6 dried cloud ear mushrooms
6 dried Chinese black mushrooms (shiitake)
5 cups double-strength chicken broth
1 tablespoon peanut oil
1 tablespoon sesame (or peanut) oil
1 tablespoon light soy sauce
1/3 pound boneless pork or chicken, cut in long thin strips
1 tofu cake, cut in thin strips or 1/2 inch chunks
1/4 cup bamboo shoots, cut in thin strips
2 eggs, slightly beaten
2 tablespoons Chinese red rice vinegar
2 teaspoons thinly sliced green onion
2 teaspoons sesame oil
1 teaspoon white pepper
Sugar to taste

Pour boiling water over cloud ears, mushrooms and tigerlily buds. Let soak 15 minutes. Drain; cut off woody stems of mushrooms and hard tips of buds, then slice mushrooms and buds very thinly. Set aside.

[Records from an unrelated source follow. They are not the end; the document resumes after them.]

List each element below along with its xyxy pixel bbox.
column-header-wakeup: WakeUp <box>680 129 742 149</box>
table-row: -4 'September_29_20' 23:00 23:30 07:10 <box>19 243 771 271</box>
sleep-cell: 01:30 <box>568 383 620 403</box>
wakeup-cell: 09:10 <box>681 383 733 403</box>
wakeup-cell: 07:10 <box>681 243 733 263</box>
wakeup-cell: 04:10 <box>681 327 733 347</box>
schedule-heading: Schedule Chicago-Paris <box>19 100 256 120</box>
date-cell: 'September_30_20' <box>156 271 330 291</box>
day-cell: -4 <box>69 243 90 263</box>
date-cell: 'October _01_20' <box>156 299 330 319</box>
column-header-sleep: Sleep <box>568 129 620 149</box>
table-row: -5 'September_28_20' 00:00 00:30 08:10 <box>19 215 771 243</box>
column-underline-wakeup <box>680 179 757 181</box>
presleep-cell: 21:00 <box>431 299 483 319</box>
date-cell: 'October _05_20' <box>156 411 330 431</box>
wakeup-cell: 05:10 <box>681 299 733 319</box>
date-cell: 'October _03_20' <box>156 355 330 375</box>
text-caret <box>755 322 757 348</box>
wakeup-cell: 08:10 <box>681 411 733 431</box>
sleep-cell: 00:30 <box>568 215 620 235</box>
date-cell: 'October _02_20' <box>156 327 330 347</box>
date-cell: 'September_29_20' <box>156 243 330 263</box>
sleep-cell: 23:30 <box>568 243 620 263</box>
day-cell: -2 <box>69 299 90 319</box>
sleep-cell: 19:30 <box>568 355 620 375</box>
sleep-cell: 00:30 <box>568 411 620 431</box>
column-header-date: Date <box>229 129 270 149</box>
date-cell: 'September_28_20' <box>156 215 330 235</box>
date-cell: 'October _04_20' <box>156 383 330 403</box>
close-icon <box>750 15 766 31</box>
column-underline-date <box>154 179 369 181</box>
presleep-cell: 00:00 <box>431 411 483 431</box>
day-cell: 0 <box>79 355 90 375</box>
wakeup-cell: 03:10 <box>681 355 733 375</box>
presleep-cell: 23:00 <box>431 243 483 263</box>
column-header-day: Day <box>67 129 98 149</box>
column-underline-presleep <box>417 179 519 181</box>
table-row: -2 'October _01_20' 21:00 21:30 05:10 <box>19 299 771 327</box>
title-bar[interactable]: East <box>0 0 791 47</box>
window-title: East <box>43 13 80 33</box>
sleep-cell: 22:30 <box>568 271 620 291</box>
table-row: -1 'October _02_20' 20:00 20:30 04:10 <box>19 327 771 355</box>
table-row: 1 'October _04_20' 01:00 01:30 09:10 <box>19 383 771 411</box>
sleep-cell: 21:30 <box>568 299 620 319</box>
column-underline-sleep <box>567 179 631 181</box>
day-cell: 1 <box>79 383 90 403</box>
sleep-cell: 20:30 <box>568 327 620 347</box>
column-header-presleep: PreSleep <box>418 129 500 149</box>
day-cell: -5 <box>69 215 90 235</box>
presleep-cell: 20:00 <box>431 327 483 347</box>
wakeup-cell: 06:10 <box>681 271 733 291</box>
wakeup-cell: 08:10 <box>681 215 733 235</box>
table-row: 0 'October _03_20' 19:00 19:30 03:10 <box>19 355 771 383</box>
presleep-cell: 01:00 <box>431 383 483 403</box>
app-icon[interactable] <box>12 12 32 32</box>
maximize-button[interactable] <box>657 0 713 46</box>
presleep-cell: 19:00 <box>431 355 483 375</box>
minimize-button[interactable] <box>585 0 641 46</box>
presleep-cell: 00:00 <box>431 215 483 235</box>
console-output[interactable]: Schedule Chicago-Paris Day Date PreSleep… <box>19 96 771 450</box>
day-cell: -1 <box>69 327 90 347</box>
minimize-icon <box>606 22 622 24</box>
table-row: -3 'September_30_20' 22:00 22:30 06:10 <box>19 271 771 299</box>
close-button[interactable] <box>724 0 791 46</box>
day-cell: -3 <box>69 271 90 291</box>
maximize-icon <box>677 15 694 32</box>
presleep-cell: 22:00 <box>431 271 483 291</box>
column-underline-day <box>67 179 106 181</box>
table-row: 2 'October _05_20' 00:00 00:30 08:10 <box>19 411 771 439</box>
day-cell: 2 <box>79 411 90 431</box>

Heat broth in a large saucepan. Meanwhile, heat peanut & sesame oil in a work or large skillet; when oil is hot, sprinkle on soy sauce. Add meat and stir-fry until crisp on edges (~ 3 minutes). Add sliced mushrooms and tigerlily buds and stir to brown lightly. Then add meat-mushroom mixture to broth and stir well; stir in tofu and bamboo shoots. When soup comes to a gentle simmer, pour in beaten eggs, stirring soup with a swirling motion. As soon as eggs start to cook, remove soup from heat.

Rinse 1 large serving bowl with boiling water. Then mix vinegar, green onion, 2 teaspoons sesame oil and chile oil in bowl. Taste soup & adjust seasonings. Add sugar if less sour taste is desired. Stir to mix the cloudlike shreds of egg evenly, then pour into serving bowl.